Sobre ser escritor: formas de voltar para casa

#Formas de Voltar para Casa, de Alejandro Zambra

Não queria ou não me atrevia a contar sua história. Não era minha. Sabia pouco, mas pelo menos sabia isto: que ninguém fala pelos outros. Que, mesmo que queiramos contar histórias alheias, terminamos sempre contando nossa própria história.

Quando minha irmã me recomendou esse livro, ela me disse: você vai gostar, fala sobre processo criativo. Demorei para entender o que ela queria dizer.

Imaginei que estava falando de forma metafórica porque Formas de Voltar para a Casa começa contando a história de uma criança que vivia no Chile no período da ditadura de Pinochet e que, deslumbrado por uma vizinha um pouco mais velha, aceita a missão de espionar o seu tio. Pensei que o processo criativo estaria relacionado às maneiras que ele encontraria para executar a sua tarefa e voltar para casa. Mas, isso seria um livro completamente diferente, o que me remete a um trecho da história: “Estávamos cansados de esperar que alguém escrevesse o livro que queríamos ler.”

Esse menino cresce, sai de casa, deixa o bairro onde conheceu Claudia, a tal vizinha, e vai viver como escritor em outra parte da cidade. Então, a história passa a se desenrolar entre o passado e presente, entre as memórias que ele tenta resgatar e o presente que ele se esforça para construir, e que servirão de base para o livro que ele está escrevendo.

Enquanto o personagem principal e narrador conta um pouco da sua história, ele também expõe as suas angústia e reflexões sobre o processo de escrever esse livro que acabará por contar também a história de uma época e a história de outras pessoas como a de seus pais, a de Cláudia e a de sua ex-mulher.

Para quem gosta de escrever – como eu -, é super interessante perceber que parte do que vivemos durante o processo de escrita de um livro: nossos medos, angústias, bloqueios e dúvidas, não são exclusivos, que nã estamos só, mas que fazemos parte desse grande grupo de profissionais e amadores apaixonados pela escrita.

Veja algumas de suas reflexões:

É que eu gosto de estar no livro. É que eu prefiro escrever a já ter escrito.
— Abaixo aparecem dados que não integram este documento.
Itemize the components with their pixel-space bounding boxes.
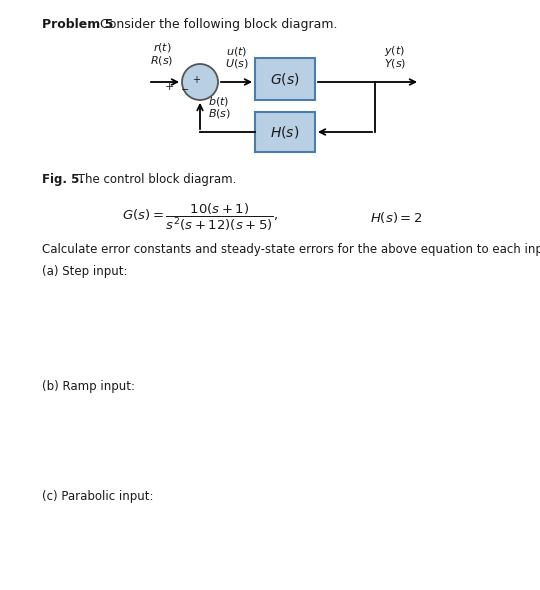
Text: The control block diagram.: The control block diagram. xyxy=(74,173,237,186)
Text: $b(t)$: $b(t)$ xyxy=(208,94,229,107)
Text: +: + xyxy=(192,75,200,85)
Text: (b) Ramp input:: (b) Ramp input: xyxy=(42,380,135,393)
Text: Problem 5: Problem 5 xyxy=(42,18,113,31)
Text: (a) Step input:: (a) Step input: xyxy=(42,265,127,278)
Text: $B(s)$: $B(s)$ xyxy=(208,107,231,120)
Text: $G(s)$: $G(s)$ xyxy=(270,71,300,87)
Text: . Consider the following block diagram.: . Consider the following block diagram. xyxy=(92,18,338,31)
Text: $Y(s)$: $Y(s)$ xyxy=(384,57,406,70)
Text: $y(t)$: $y(t)$ xyxy=(384,44,406,58)
Text: $+$: $+$ xyxy=(164,81,174,93)
Text: $H(s) = 2$: $H(s) = 2$ xyxy=(370,210,423,225)
Text: $U(s)$: $U(s)$ xyxy=(225,57,248,70)
Text: Fig. 5.: Fig. 5. xyxy=(42,173,84,186)
Text: $u(t)$: $u(t)$ xyxy=(226,45,247,58)
Text: $R(s)$: $R(s)$ xyxy=(150,54,174,67)
Text: −: − xyxy=(181,85,189,95)
Text: $G(s) = \dfrac{10(s + 1)}{s^2(s + 12)(s + 5)},$: $G(s) = \dfrac{10(s + 1)}{s^2(s + 12)(s … xyxy=(122,202,278,233)
Text: (c) Parabolic input:: (c) Parabolic input: xyxy=(42,490,153,503)
Text: $H(s)$: $H(s)$ xyxy=(271,124,300,140)
Bar xyxy=(255,58,315,100)
Circle shape xyxy=(182,64,218,100)
Text: Calculate error constants and steady-state errors for the above equation to each: Calculate error constants and steady-sta… xyxy=(42,243,540,256)
Bar xyxy=(255,112,315,152)
Text: $r(t)$: $r(t)$ xyxy=(153,41,171,54)
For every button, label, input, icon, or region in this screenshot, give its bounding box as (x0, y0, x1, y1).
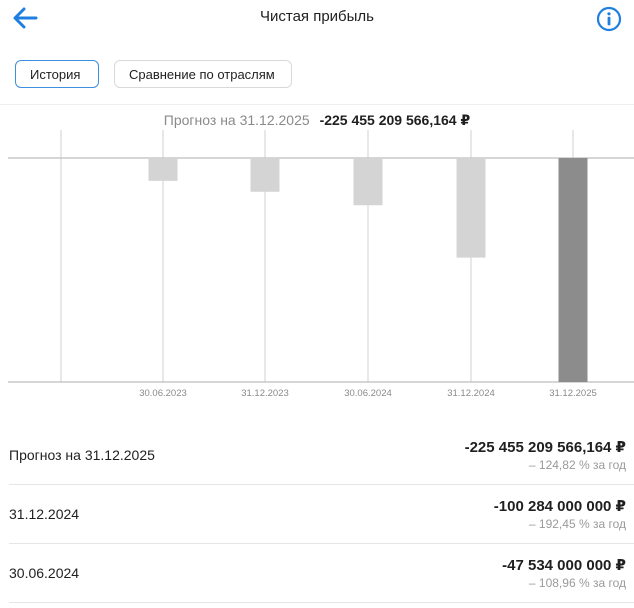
forecast-value: -225 455 209 566,164 ₽ (319, 112, 471, 128)
arrow-left-icon (13, 7, 38, 29)
row-label: Прогноз на 31.12.2025 (9, 447, 155, 463)
list-item-forecast[interactable]: Прогноз на 31.12.2025 -225 455 209 566,1… (0, 426, 634, 484)
forecast-summary: Прогноз на 31.12.2025 -225 455 209 566,1… (0, 112, 634, 129)
header: Чистая прибыль (0, 0, 634, 40)
list-item[interactable]: 30.06.2024 -47 534 000 000 ₽ – 108,96 % … (0, 544, 634, 602)
row-value: -225 455 209 566,164 ₽ (464, 439, 626, 456)
bar (148, 158, 178, 181)
x-tick-label: 31.12.2025 (549, 388, 597, 399)
row-change: – 192,45 % за год (528, 517, 626, 531)
divider (0, 104, 634, 105)
back-button[interactable] (10, 4, 40, 32)
x-tick-label: 31.12.2023 (241, 388, 289, 399)
tab-history[interactable]: История (15, 60, 99, 88)
row-change: – 124,82 % за год (528, 458, 626, 472)
bar (558, 158, 588, 382)
net-profit-chart: 30.06.2023 31.12.2023 30.06.2024 31.12.2024… (8, 130, 634, 399)
x-tick-label: 30.06.2023 (139, 388, 187, 399)
forecast-label: Прогноз на 31.12.2025 (163, 112, 310, 128)
info-icon (596, 6, 622, 32)
row-value: -100 284 000 000 ₽ (493, 498, 626, 515)
tab-industry-comparison[interactable]: Сравнение по отраслям (114, 60, 292, 88)
info-button[interactable] (596, 6, 622, 32)
row-change: – 108,96 % за год (528, 576, 626, 590)
list-item[interactable]: 31.12.2024 -100 284 000 000 ₽ – 192,45 %… (0, 485, 634, 543)
row-label: 30.06.2024 (9, 565, 80, 581)
bar (353, 158, 383, 206)
x-tick-label: 30.06.2024 (344, 388, 392, 399)
divider (9, 484, 634, 485)
x-tick-label: 31.12.2024 (447, 388, 495, 399)
bar (250, 158, 280, 192)
divider (9, 543, 634, 544)
page-title: Чистая прибыль (260, 8, 374, 25)
divider (9, 602, 634, 603)
bar (456, 158, 486, 258)
row-value: -47 534 000 000 ₽ (502, 557, 626, 574)
row-label: 31.12.2024 (9, 506, 80, 522)
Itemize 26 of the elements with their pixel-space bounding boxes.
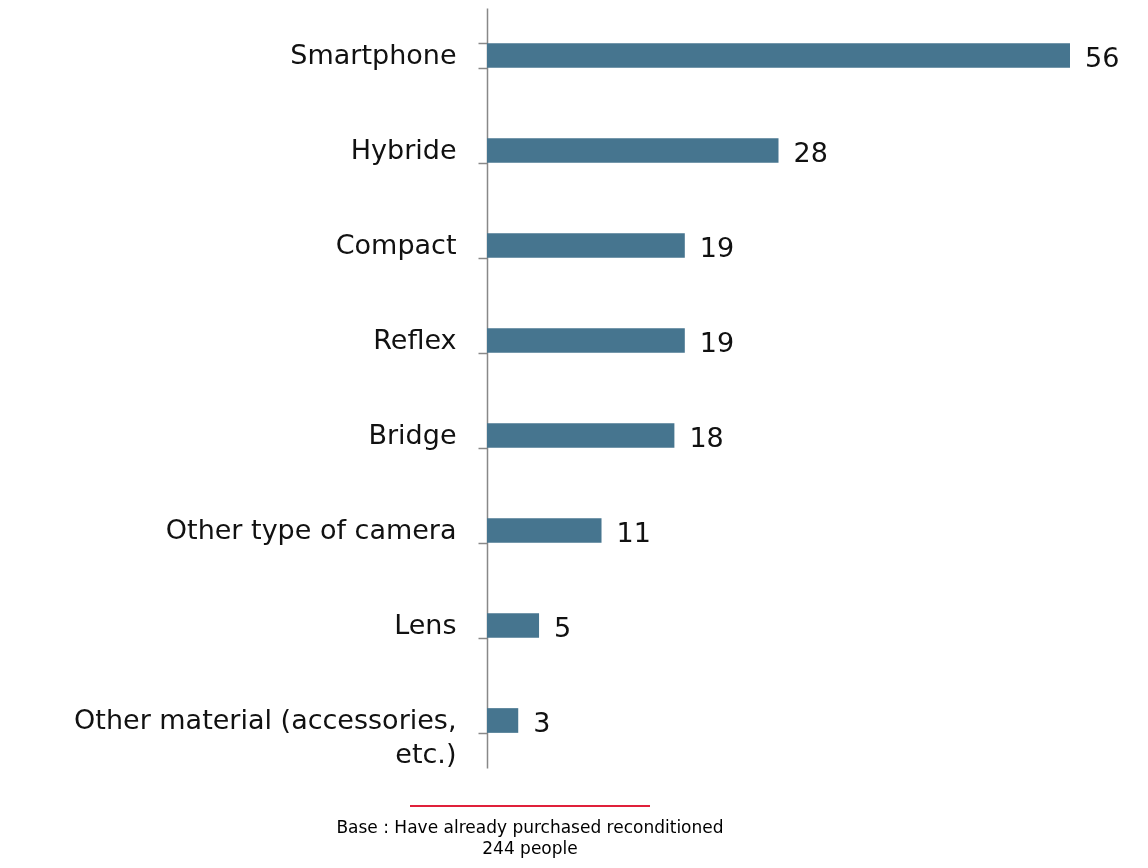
text: Base : Have already purchased reconditioned <box>335 817 725 838</box>
y-tick-label: Other type of camera <box>165 514 457 545</box>
y-tick-label: Compact <box>335 229 457 260</box>
y-tick-label: Smartphone <box>290 39 457 70</box>
bar <box>487 138 779 163</box>
bar <box>487 43 1070 68</box>
bar <box>487 518 602 543</box>
data-label: 11 <box>616 516 651 548</box>
data-label: 56 <box>1085 41 1120 73</box>
y-tick-label: Lens <box>394 609 457 640</box>
data-label: 5 <box>554 611 572 643</box>
bar <box>487 423 675 448</box>
y-tick-label: Hybride <box>350 134 457 165</box>
bar <box>487 328 685 353</box>
data-label: 19 <box>699 326 735 358</box>
data-label: 18 <box>689 421 724 453</box>
bar <box>487 233 685 258</box>
y-tick-label: Reflex <box>373 324 457 355</box>
data-label: 19 <box>699 231 735 263</box>
data-label: 28 <box>793 136 828 168</box>
data-label: 3 <box>533 706 551 738</box>
y-tick-label: Bridge <box>368 419 457 450</box>
text: 244 people <box>481 838 579 859</box>
y-tick-label: Other material (accessories, etc.) <box>74 704 457 769</box>
bar <box>487 613 540 638</box>
bar <box>487 708 519 733</box>
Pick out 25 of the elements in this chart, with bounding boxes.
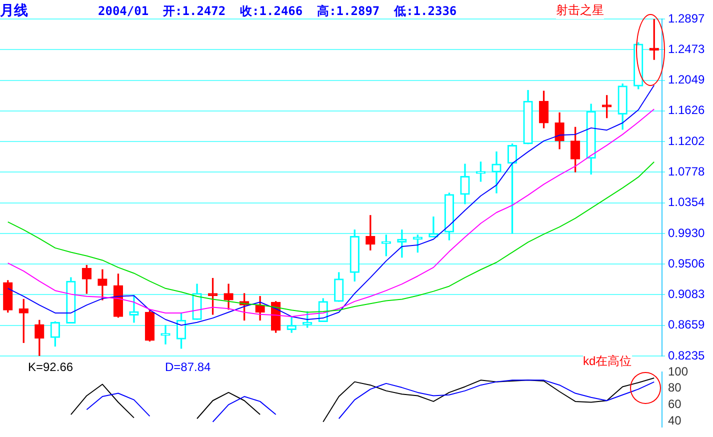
- annotation: kd在高位: [583, 353, 632, 370]
- y-tick-label: 0.9083: [668, 287, 706, 302]
- y-tick-label: 1.0778: [668, 164, 706, 178]
- candlestick: [129, 295, 139, 323]
- y-tick-label: 80: [668, 380, 682, 395]
- y-tick-label: 0.8659: [668, 318, 706, 332]
- text: K=92.66: [28, 360, 74, 374]
- chart-subtitle: 2004/01 开:1.2472 收:1.2466 高:1.2897 低:1.2336: [98, 3, 457, 20]
- y-tick-label: 40: [668, 413, 682, 428]
- y-tick-label: 100: [668, 364, 688, 378]
- y-tick-label: 1.2473: [668, 42, 706, 56]
- text: 射击之星: [556, 2, 604, 19]
- y-tick-label: 0.8235: [668, 348, 706, 362]
- y-tick-label: 1.1202: [668, 134, 706, 148]
- y-tick-label: 1.2897: [668, 11, 706, 26]
- y-tick-label: 1.0354: [668, 195, 706, 210]
- candlestick: [428, 216, 438, 238]
- text: D=87.84: [165, 360, 211, 374]
- y-tick-label: 0.9930: [668, 226, 706, 240]
- candlestick: [492, 151, 502, 194]
- y-tick-label: 1.2049: [668, 72, 706, 87]
- y-tick-label: 1.1626: [668, 103, 706, 118]
- chart-title: 月线: [0, 2, 28, 20]
- y-tick-label: 60: [668, 397, 682, 412]
- y-tick-label: 0.9506: [668, 256, 706, 270]
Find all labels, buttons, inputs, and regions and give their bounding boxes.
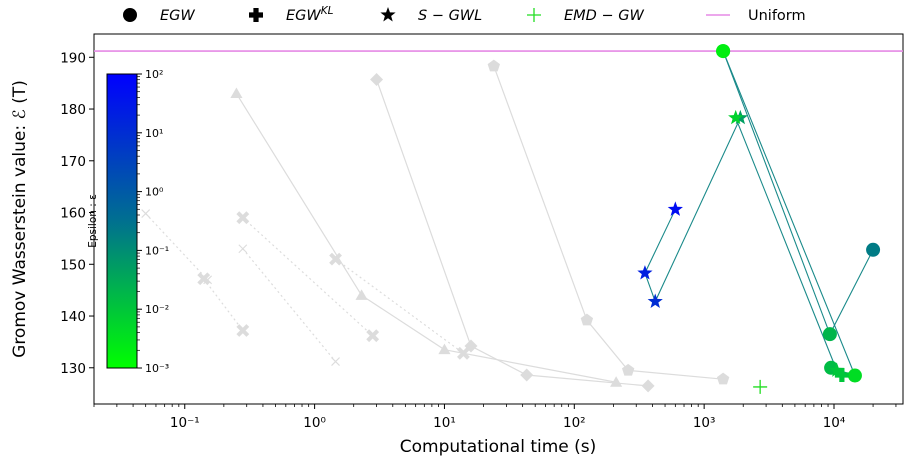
grey-point-4-1 (236, 324, 250, 337)
grey-series-line-1 (375, 79, 649, 387)
legend-entry-4: Uniform (706, 8, 806, 24)
grey-point-1-3 (641, 379, 655, 393)
series-line-3 (644, 117, 741, 303)
grey-point-5-0 (329, 252, 342, 266)
grey-point-1-0 (370, 73, 384, 87)
grey-series-line-5 (335, 258, 464, 354)
y-tick-label-6: 190 (60, 50, 86, 66)
y-tick-label-4: 170 (60, 154, 86, 170)
x-tick-label-2: 10¹ (433, 415, 456, 431)
grey-point-4-0 (197, 272, 211, 286)
grey-series-line-6 (145, 213, 209, 281)
x-tick-label-5: 10⁴ (823, 415, 846, 431)
y-axis: 130 140 150 160 170 180 190 (60, 50, 94, 377)
grey-point-6-0 (141, 209, 151, 218)
point-star-3-3 (667, 201, 683, 216)
grey-point-3-0 (236, 211, 250, 225)
legend-marker-0 (123, 8, 137, 22)
point-plus-bold-2-0 (834, 368, 849, 383)
grey-series-line-4 (203, 278, 244, 331)
grey-point-2-0 (487, 59, 500, 72)
x-tick-label-3: 10² (563, 415, 586, 431)
grey-point-7-0 (238, 244, 248, 254)
x-tick-label-4: 10³ (693, 415, 716, 431)
grey-point-2-2 (622, 363, 635, 376)
grey-point-7-1 (331, 357, 340, 366)
y-tick-label-5: 180 (60, 102, 86, 118)
x-tick-label-1: 10⁰ (303, 415, 326, 431)
point-plus-thin-5-0 (753, 379, 768, 394)
y-tick-label-0: 130 (60, 361, 86, 377)
colorbar-tick-label-2: 10⁰ (145, 186, 164, 199)
grey-series-line-0 (235, 93, 617, 383)
point-star-3-1 (647, 293, 663, 309)
legend: EGW EGWKL S − GWL EMD − GW Uniform (123, 5, 806, 24)
grey-point-6-1 (203, 275, 213, 285)
legend-entry-2: S − GWL (380, 7, 482, 24)
grey-point-3-1 (366, 329, 380, 343)
grey-series-line-2 (493, 65, 724, 380)
grey-point-2-3 (716, 372, 730, 385)
legend-marker-2 (380, 7, 396, 22)
point-star-4-1 (829, 362, 845, 377)
point-circle-1-0 (716, 44, 731, 59)
legend-entry-3: EMD − GW (527, 8, 644, 24)
legend-label-0: EGW (160, 8, 195, 24)
legend-entry-0: EGW (123, 8, 195, 24)
point-circle-0-1 (822, 327, 837, 342)
legend-marker-3 (527, 8, 541, 22)
x-axis: 10⁻¹ 10⁰ 10¹ 10² 10³ 10⁴ (93, 404, 897, 431)
series-line-4 (735, 117, 838, 371)
y-tick-label-3: 160 (60, 206, 86, 222)
legend-marker-1 (249, 8, 263, 22)
legend-label-4: Uniform (748, 8, 806, 24)
grey-point-0-0 (230, 87, 243, 99)
colorbar-gradient (106, 73, 138, 369)
point-circle-1-1 (847, 368, 862, 383)
legend-label-2: S − GWL (418, 8, 482, 24)
colorbar-tick-label-0: 10² (145, 68, 163, 81)
point-star-3-2 (637, 265, 653, 280)
colorbar-label: Epsilon : ε (87, 194, 99, 248)
colorbar-tick-label-4: 10⁻² (145, 303, 169, 316)
legend-label-3: EMD − GW (564, 8, 644, 24)
grey-series-line-3 (242, 217, 374, 337)
colored-series (637, 44, 881, 394)
colorbar-tick-label-3: 10⁻¹ (145, 244, 169, 257)
colorbar-tick-label-5: 10⁻³ (145, 362, 169, 375)
point-circle-0-2 (866, 242, 881, 257)
legend-entry-1: EGWKL (249, 5, 334, 24)
y-axis-label: Gromov Wasserstein value: ℰ (T) (10, 80, 30, 358)
legend-label-1: EGWKL (286, 5, 334, 24)
y-tick-label-1: 140 (60, 309, 86, 325)
grey-point-2-1 (580, 313, 594, 326)
grey-point-1-2 (520, 368, 534, 382)
y-tick-label-2: 150 (60, 257, 86, 273)
grey-point-5-1 (457, 346, 470, 360)
grey-series-line-7 (242, 248, 337, 362)
grey-baseline-series (141, 59, 730, 393)
point-star-4-0 (728, 109, 744, 125)
x-axis-label: Computational time (s) (400, 437, 597, 457)
grey-point-0-1 (355, 289, 368, 300)
colorbar-tick-label-1: 10¹ (145, 127, 163, 140)
x-tick-label-0: 10⁻¹ (170, 415, 200, 431)
grey-point-0-3 (610, 376, 623, 387)
plot-frame (93, 33, 904, 405)
grey-point-0-2 (438, 343, 451, 355)
colorbar: Epsilon : ε 10² 10¹ 10⁰ 10⁻¹ 10⁻² 10⁻³ (87, 68, 169, 375)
Acho bonito que não se encontrem. Seguir simplesmente suas vidas, tão distintas, até o presente, e aproximá-los aos poucos: dois trajetos paralelos que não chegam a se juntar. Mas esse romance devia ser escrito por outra pessoas. Eu gostaria de lê-lo. Porque no romance que quero escrever eles se encontram. Necessito que se encontrem.

Ler é cobrir a cara, pensei. Ler é cobrir a cara. E escrever é mostrá-la.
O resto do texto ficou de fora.